The second point to consider is the respondent’s attempt to rely on a defence in s4(1)(b) of the PDPA, which provides that the specific sections of the PDPA do not impose obligations on employees acting in the course of their employment. The CA held that it was too late for the respondent to try to rely on this provision as he had not adduced evidence of (1) what was done, (2) what the employment required him to do as an employee (3) whether the employee deliberately evaded practices set up by the employer to deter such action. It is therefore important for defendants to consider the defences in s4 of the PDPA early with their counsel.

Finally, we reiterate the finding that the respondent never undertook to not use the Personal Data in future. It is puzzling why the respondent did not do this in this case, as he had stated over email to the appellant that he would not be contacting the appellant again. Potential defendants should immediately obtain advice from legal counsel when faced with a potential claim under s48O so that appropriate remedial measures can be taken.

For employers

The CA considered the question of when it is that an employer would be liable for the actions of an employee. It held that an employer’s liability under the PDPA was not strict, but fault based. It reiterated that an employer would only be in breach of the PDPA if it fails to do what a reasonable person would consider appropriate in the circumstances.

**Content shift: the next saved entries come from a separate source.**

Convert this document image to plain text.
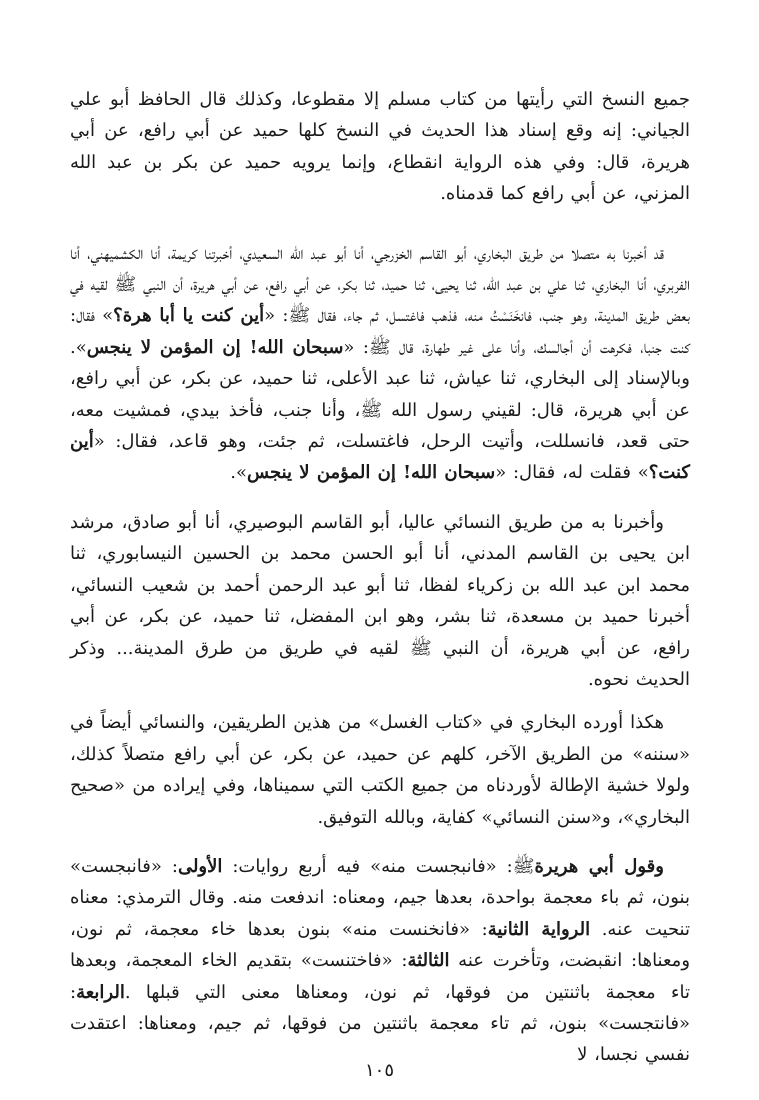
جميع النسخ التي رأيتها من كتاب مسلم إلا مقطوعا، وكذلك قال الحافظ أبو علي الجياني: إنه وقع إسناد هذا الحديث في النسخ كلها حميد عن أبي رافع، عن أبي هريرة، قال: وفي هذه الرواية انقطاع، وإنما يرويه حميد عن بكر بن عبد الله المزني، عن أبي رافع كما قدمناه.

قد أخبرنا به متصلا من طريق البخاري، أبو القاسم الخزرجي، أنا أبو عبد الله السعيدي، أخبرتنا كريمة، أنا الكشميهني، أنا الفربري، أنا البخاري، ثنا علي بن عبد الله، ثنا يحيى، ثنا حميد، ثنا بكر، عن أبي رافع، عن أبي هريرة، أن النبي ﷺ لقيه في بعض طريق المدينة، وهو جنب، فانخَنَسْتُ منه، فذهب فاغتسل، ثم جاء، فقال ﷺ: «أين كنت يا أبا هرة؟» فقال: كنت جنبا، فكرهت أن أجالسك، وأنا على غير طهارة، قال ﷺ: «سبحان الله! إن المؤمن لا ينجس». وبالإسناد إلى البخاري، ثنا عياش، ثنا عبد الأعلى، ثنا حميد، عن بكر، عن أبي رافع، عن أبي هريرة، قال: لقيني رسول الله ﷺ، وأنا جنب، فأخذ بيدي، فمشيت معه، حتى قعد، فانسللت، وأتيت الرحل، فاغتسلت، ثم جئت، وهو قاعد، فقال: «أين كنت؟» فقلت له، فقال: «سبحان الله! إن المؤمن لا ينجس».

وأخبرنا به من طريق النسائي عاليا، أبو القاسم البوصيري، أنا أبو صادق، مرشد ابن يحيى بن القاسم المدني، أنا أبو الحسن محمد بن الحسين النيسابوري، ثنا محمد ابن عبد الله بن زكرياء لفظا، ثنا أبو عبد الرحمن أحمد بن شعيب النسائي، أخبرنا حميد بن مسعدة، ثنا بشر، وهو ابن المفضل، ثنا حميد، عن بكر، عن أبي رافع، عن أبي هريرة، أن النبي ﷺ لقيه في طريق من طرق المدينة... وذكر الحديث نحوه.

هكذا أورده البخاري في «كتاب الغسل» من هذين الطريقين، والنسائي أيضاً في «سننه» من الطريق الآخر، كلهم عن حميد، عن بكر، عن أبي رافع متصلاً كذلك، ولولا خشية الإطالة لأوردناه من جميع الكتب التي سميناها، وفي إيراده من «صحيح البخاري»، و«سنن النسائي» كفاية، وبالله التوفيق.

وقول أبي هريرةﷺ: «فانبجست منه» فيه أربع روايات: الأولى: «فانبجست» بنون، ثم باء معجمة بواحدة، بعدها جيم، ومعناه: اندفعت منه. وقال الترمذي: معناه تنحيت عنه. الرواية الثانية: «فانخنست منه» بنون بعدها خاء معجمة، ثم نون، ومعناها: انقبضت، وتأخرت عنه الثالثة: «فاختنست» بتقديم الخاء المعجمة، وبعدها تاء معجمة باثنتين من فوقها، ثم نون، ومعناها معنى التي قبلها .الرابعة: «فانتجست» بنون، ثم تاء معجمة باثنتين من فوقها، ثم جيم، ومعناها: اعتقدت نفسي نجسا، لا

١٠٥
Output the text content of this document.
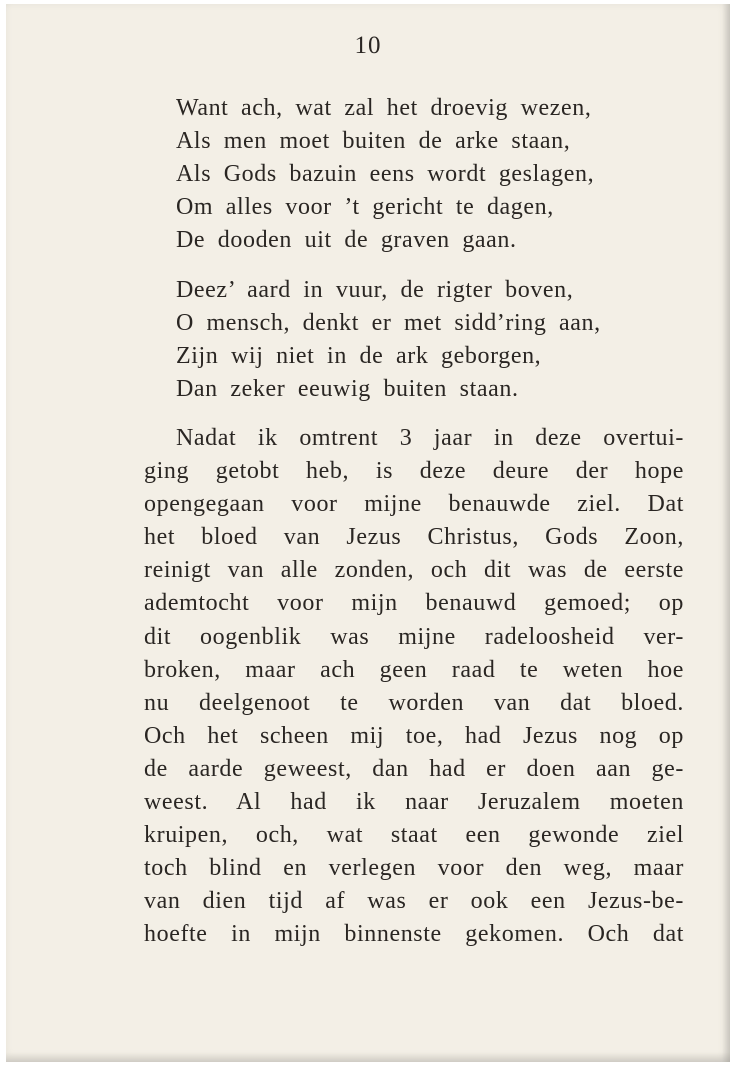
10
Want ach, wat zal het droevig wezen,
Als men moet buiten de arke staan,
Als Gods bazuin eens wordt geslagen,
Om alles voor ’t gericht te dagen,
De dooden uit de graven gaan.
Deez’ aard in vuur, de rigter boven,
O mensch, denkt er met sidd’ring aan,
Zijn wij niet in de ark geborgen,
Dan zeker eeuwig buiten staan.
Nadat ik omtrent 3 jaar in deze overtui-
ging getobt heb, is deze deure der hope
opengegaan voor mijne benauwde ziel. Dat
het bloed van Jezus Christus, Gods Zoon,
reinigt van alle zonden, och dit was de eerste
ademtocht voor mijn benauwd gemoed; op
dit oogenblik was mijne radeloosheid ver-
broken, maar ach geen raad te weten hoe
nu deelgenoot te worden van dat bloed.
Och het scheen mij toe, had Jezus nog op
de aarde geweest, dan had er doen aan ge-
weest. Al had ik naar Jeruzalem moeten
kruipen, och, wat staat een gewonde ziel
toch blind en verlegen voor den weg, maar
van dien tijd af was er ook een Jezus-be-
hoefte in mijn binnenste gekomen. Och dat
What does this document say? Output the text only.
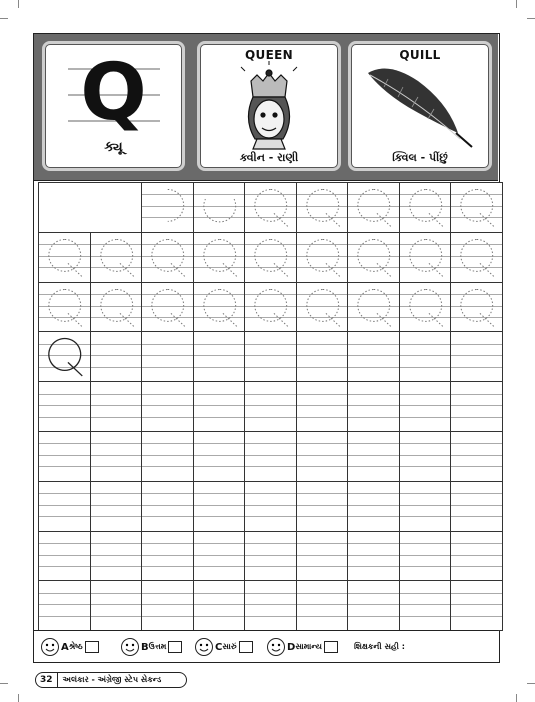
Q
ક્યૂ
QUEEN
ક્વીન - રાણી
QUILL
ક્વિલ - પીંછું
A શ્રેષ્ઠ	B ઉત્તમ	C સારું	D સામાન્ય	શિક્ષકની સહી :
32	અલંકાર - અંગ્રેજી સ્ટેપ સેકન્ડ
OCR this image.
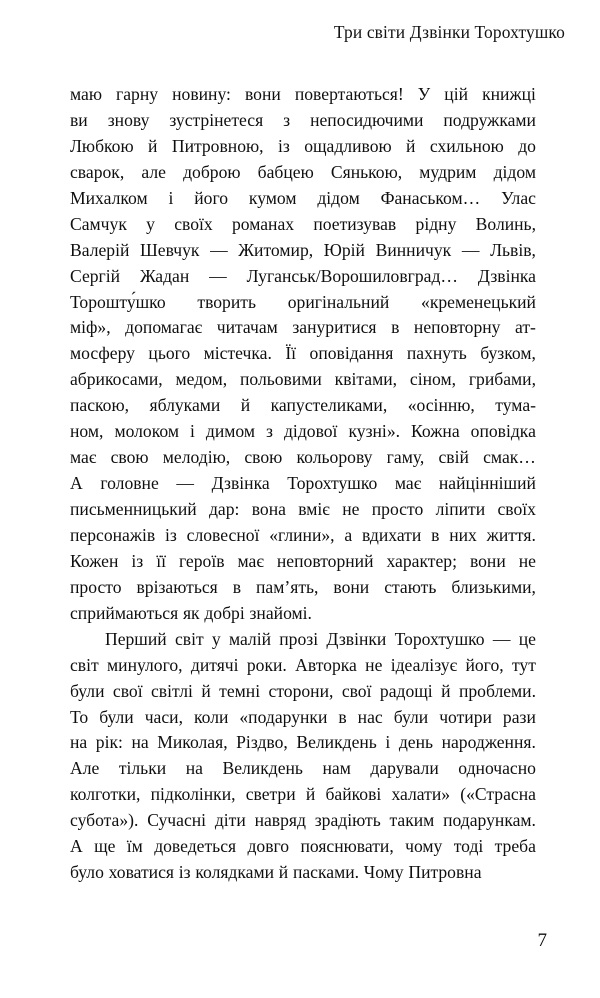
Три світи Дзвінки Торохтушко
маю гарну новину: вони повертаються! У цій книжці
ви знову зустрінетеся з непосидючими подружками
Любкою й Питровною, із ощадливою й схильною до
сварок, але доброю бабцею Сянькою, мудрим дідом
Михалком і його кумом дідом Фанаськом… Улас
Самчук у своїх романах поетизував рідну Волинь,
Валерій Шевчук — Житомир, Юрій Винничук — Львів,
Сергій Жадан — Луганськ/Ворошиловград… Дзвінка
Торошту́шко творить оригінальний «кременецький
міф», допомагає читачам зануритися в неповторну ат-
мосферу цього містечка. Її оповідання пахнуть бузком,
абрикосами, медом, польовими квітами, сіном, грибами,
паскою, яблуками й капустеликами, «осінню, тума-
ном, молоком і димом з дідової кузні». Кожна оповідка
має свою мелодію, свою кольорову гаму, свій смак…
А головне — Дзвінка Торохтушко має найцінніший
письменницький дар: вона вміє не просто ліпити своїх
персонажів із словесної «глини», а вдихати в них життя.
Кожен із її героїв має неповторний характер; вони не
просто врізаються в пам’ять, вони стають близькими,
сприймаються як добрі знайомі.
Перший світ у малій прозі Дзвінки Торохтушко — це
світ минулого, дитячі роки. Авторка не ідеалізує його, тут
були свої світлі й темні сторони, свої радощі й проблеми.
То були часи, коли «подарунки в нас були чотири рази
на рік: на Миколая, Різдво, Великдень і день народження.
Але тільки на Великдень нам дарували одночасно
колготки, підколінки, светри й байкові халати» («Страсна
субота»). Сучасні діти навряд зрадіють таким подарункам.
А ще їм доведеться довго пояснювати, чому тоді треба
було ховатися із колядками й пасками. Чому Питровна
7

As an example, the CA suggested that if an employer has developed and implemented policies and practices necessary for the organisation to meet its obligations under the PDPA, but a rogue employee takes pains to evade such supervision and thereby breaches the PDPA, it would be artificial to say that the employee was acting within the course of his employment.

This once again underscores the importance of employers ensuring that they have taken sufficient steps to ensure that their processes with regards to personal data collection, storage and use are compliant with the PDPA.